In [1]:
from pyspark.sql import SparkSession

imports the SparkSession class from PySpark, which is used to create a Spark environment for reading, processing, and analyzing data.

In [2]:
spark = SparkSession.builder.appName("HousingRDDExample").getOrCreate()
sc = spark.sparkContext

These statements create a Spark session named `"HousingRDDExample"` to set up the Spark environment and then access its SparkContext (`sc`) to perform low-level RDD operations.

In [3]:
data = sc.textFile("Housing.csv")

reads the file "Housing.csv" as an RDD of text lines, allowing low-level Spark operations on each line of the dataset.

In [4]:
header = data.first()
rows = data.filter(lambda line: line != header)

extract the first line of the RDD as the header and then create a new RDD rows that excludes the header, leaving only the data rows.

In [5]:
split_rdd = rows.map(lambda line: line.split(","))

splits each line in the rows RDD by commas, creating a new RDD split_rdd where each element is a list of column values for a row.

In [6]:
print("=== Housing Dataset (first 10 rows) ===")
for row in split_rdd.take(10):
    print(row)

=== Housing Dataset (first 10 rows) ===
['13300000', '7420', '4', '2', '3', 'yes', 'no', 'no', 'no', 'yes', '2', 'yes', 'furnished']
['12250000', '8960', '4', '4', '4', 'yes', 'no', 'no', 'no', 'yes', '3', 'no', 'furnished']
['12250000', '9960', '3', '2', '2', 'yes', 'no', 'yes', 'no', 'no', '2', 'yes', 'semi-furnished']
['12215000', '7500', '4', '2', '2', 'yes', 'no', 'yes', 'no', 'yes', '3', 'yes', 'furnished']
['11410000', '7420', '4', '1', '2', 'yes', 'yes', 'yes', 'no', 'yes', '2', 'no', 'furnished']
['10850000', '7500', '3', '3', '1', 'yes', 'no', 'yes', 'no', 'yes', '2', 'yes', 'semi-furnished']
['10150000', '8580', '4', '3', '4', 'yes', 'no', 'no', 'no', 'yes', '2', 'yes', 'semi-furnished']
['10150000', '16200', '5', '3', '2', 'yes', 'no', 'no', 'no', 'no', '0', 'no', 'unfurnished']
['9870000', '8100', '4', '1', '2', 'yes', 'yes', 'yes', 'no', 'yes', '2', 'yes', 'furnished']
['9800000', '5750', '3', '2', '4', 'yes', 'yes', 'no', 'no', 'yes', '1', 'yes', 'unfurnished']


display a header message and then print the first 10 rows of the split_rdd RDD to show a sample of the dataset.

In [7]:
housing_rdd = split_rdd.map(lambda x: (int(x[0]), float(x[1]), int(x[2]), int(x[3]), float(x[4])))

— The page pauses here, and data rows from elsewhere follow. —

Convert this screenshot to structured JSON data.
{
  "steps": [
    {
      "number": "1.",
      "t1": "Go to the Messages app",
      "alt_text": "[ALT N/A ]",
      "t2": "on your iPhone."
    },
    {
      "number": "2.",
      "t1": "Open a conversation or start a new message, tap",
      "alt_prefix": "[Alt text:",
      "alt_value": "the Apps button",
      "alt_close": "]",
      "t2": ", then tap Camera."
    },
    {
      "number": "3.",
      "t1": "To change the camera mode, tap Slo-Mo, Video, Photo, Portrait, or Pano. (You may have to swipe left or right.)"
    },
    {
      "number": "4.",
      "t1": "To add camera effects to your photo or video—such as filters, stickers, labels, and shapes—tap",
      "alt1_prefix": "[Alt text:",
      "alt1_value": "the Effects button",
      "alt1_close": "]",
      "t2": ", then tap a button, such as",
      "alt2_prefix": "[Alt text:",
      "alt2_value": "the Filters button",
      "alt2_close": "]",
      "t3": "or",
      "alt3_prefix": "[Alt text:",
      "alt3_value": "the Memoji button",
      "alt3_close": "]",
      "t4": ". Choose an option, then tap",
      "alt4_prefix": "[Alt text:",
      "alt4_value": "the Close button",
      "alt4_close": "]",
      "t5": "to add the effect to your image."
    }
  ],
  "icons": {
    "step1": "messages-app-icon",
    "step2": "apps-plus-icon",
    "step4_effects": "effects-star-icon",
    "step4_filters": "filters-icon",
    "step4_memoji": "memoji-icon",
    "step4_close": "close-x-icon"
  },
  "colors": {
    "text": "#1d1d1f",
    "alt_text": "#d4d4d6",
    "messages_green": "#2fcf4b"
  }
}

displays a header message and prints the first 10 rows of the split_rdd RDD, providing a sample view of the dataset.

In [8]:
price_per_area_rdd = housing_rdd.map(lambda x: (x[0], x[4] / x[1]))

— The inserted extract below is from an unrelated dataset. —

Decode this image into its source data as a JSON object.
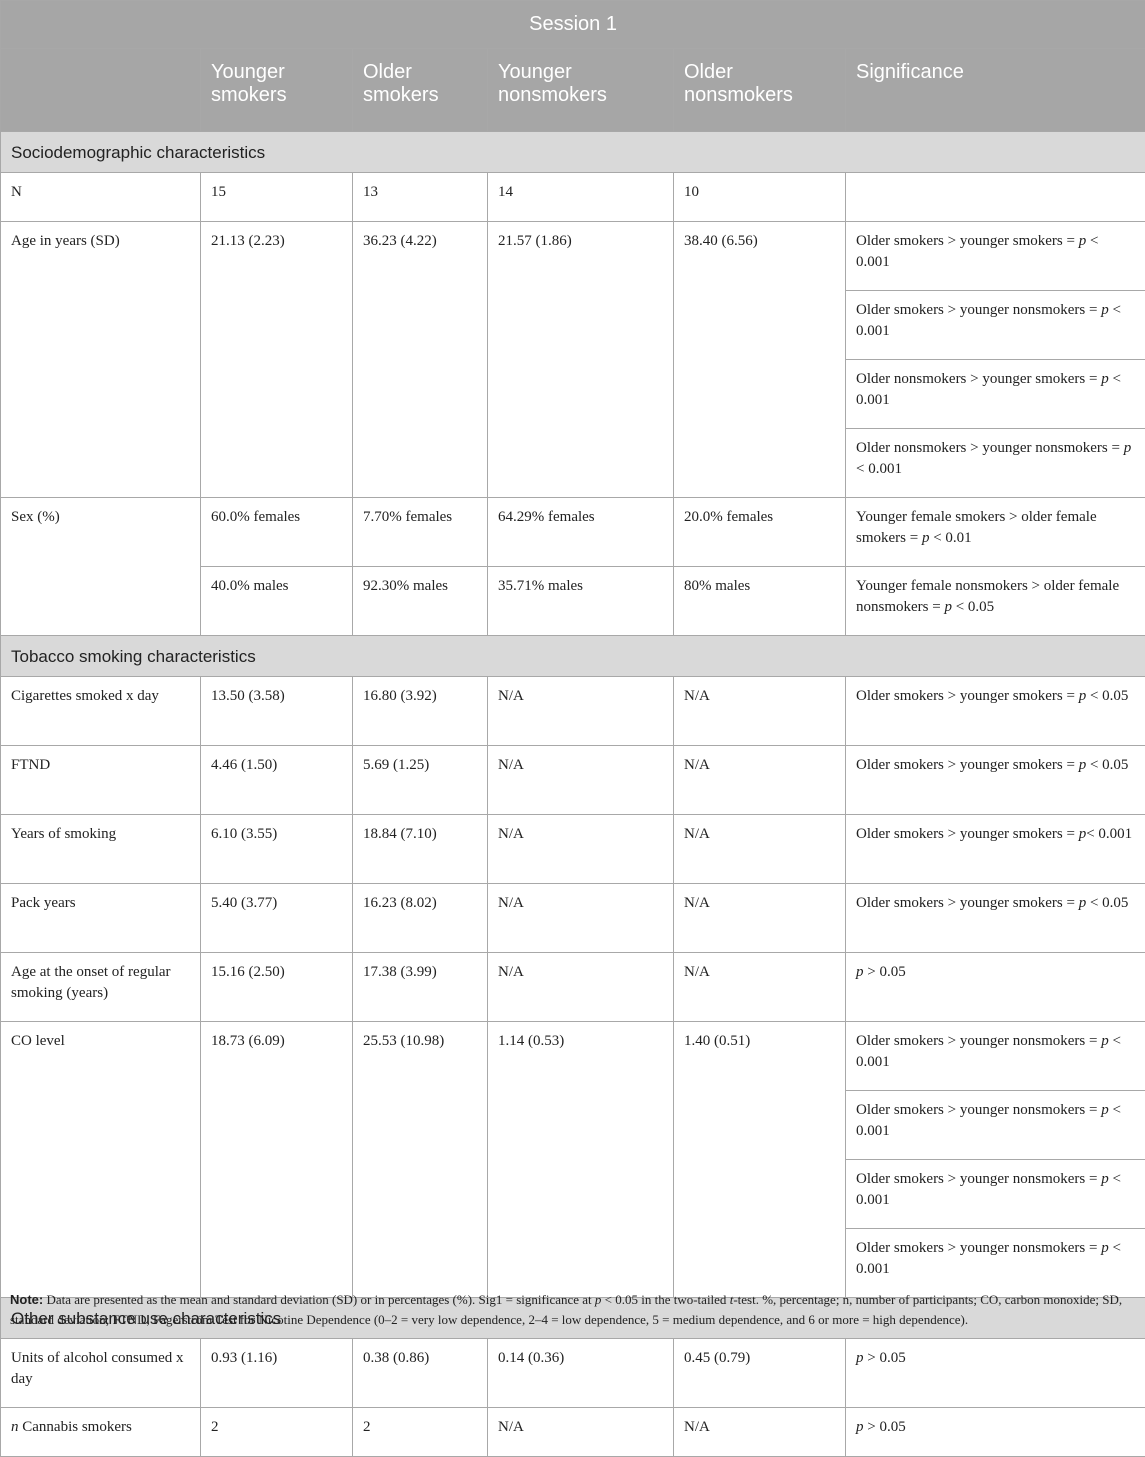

creates a new RDD price_per_area_rdd by calculating the price per area for each house, mapping each row to a tuple of (id, price/area).

In [9]:
expensive_rdd = price_per_area_rdd.filter(lambda x: x[1] >= 5000)

filters the price_per_area_rdd to include only houses where the price per area is at least 5000, creating a new RDD expensive_rdd.

In [10]:
sorted_expensive_rdd = expensive_rdd.sortBy(lambda x: x[1], ascending=False)

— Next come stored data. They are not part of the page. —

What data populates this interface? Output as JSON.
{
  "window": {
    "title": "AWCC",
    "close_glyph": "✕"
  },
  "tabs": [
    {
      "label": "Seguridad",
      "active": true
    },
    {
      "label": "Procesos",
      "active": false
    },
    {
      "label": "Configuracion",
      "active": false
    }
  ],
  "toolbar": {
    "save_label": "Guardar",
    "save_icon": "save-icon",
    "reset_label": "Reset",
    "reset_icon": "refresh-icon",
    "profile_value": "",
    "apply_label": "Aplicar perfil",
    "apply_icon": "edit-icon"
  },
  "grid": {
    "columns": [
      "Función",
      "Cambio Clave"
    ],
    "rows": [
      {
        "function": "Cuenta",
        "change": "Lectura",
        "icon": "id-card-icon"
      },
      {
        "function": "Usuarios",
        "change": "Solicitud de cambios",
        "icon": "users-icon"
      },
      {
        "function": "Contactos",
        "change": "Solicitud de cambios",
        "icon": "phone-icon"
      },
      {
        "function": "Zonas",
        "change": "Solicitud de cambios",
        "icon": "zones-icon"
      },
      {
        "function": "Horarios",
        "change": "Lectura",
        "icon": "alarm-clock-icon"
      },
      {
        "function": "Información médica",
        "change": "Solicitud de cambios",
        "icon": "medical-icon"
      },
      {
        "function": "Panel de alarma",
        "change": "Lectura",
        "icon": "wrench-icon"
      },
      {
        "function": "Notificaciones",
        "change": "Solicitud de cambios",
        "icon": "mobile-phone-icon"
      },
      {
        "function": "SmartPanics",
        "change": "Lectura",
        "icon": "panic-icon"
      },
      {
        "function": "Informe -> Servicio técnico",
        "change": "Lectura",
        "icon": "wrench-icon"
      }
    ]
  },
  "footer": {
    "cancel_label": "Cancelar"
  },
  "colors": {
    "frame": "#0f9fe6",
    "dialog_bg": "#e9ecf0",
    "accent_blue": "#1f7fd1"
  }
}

sorts the expensive_rdd in descending order based on the price per area, creating a new RDD sorted_expensive_rdd.

In [11]:
results = sorted_expensive_rdd.collect()

This statement collects all elements of the `sorted_expensive_rdd` RDD into a Python list named `results`, bringing the data from the distributed RDD to the local driver.

In [15]:
price_per_area_rdd = housing_rdd.map(lambda x: (x[0], x[1] / x[2]))
sorted_expensive_rdd = price_per_area_rdd.sortBy(lambda x: x[1], ascending=False)
top10_expensive = sorted_expensive_rdd.take(10)
print("=== Top 10 Expensive Houses (Price per Area) ===")
for house in top10_expensive:
    print(f"ID: {house[0]}, Price per Area: {house[1]:.2f}")

=== Top 10 Expensive Houses (Price per Area) ===
ID: 6930000, Price per Area: 6600.00
ID: 5110000, Price per Area: 5705.00
ID: 5600000, Price per Area: 5250.00
ID: 5943000, Price per Area: 5200.00
ID: 4305000, Price per Area: 5180.00
ID: 4760000, Price per Area: 5120.00
ID: 4760000, Price per Area: 4583.00
ID: 7070000, Price per Area: 4440.00
ID: 9800000, Price per Area: 4400.00
ID: 3500000, Price per Area: 4314.67


This code calculates the price per area for each house, sorts the houses in descending order of price per area, retrieves the top 10 most expensive houses, and prints their IDs along with the price per area rounded to two decimals.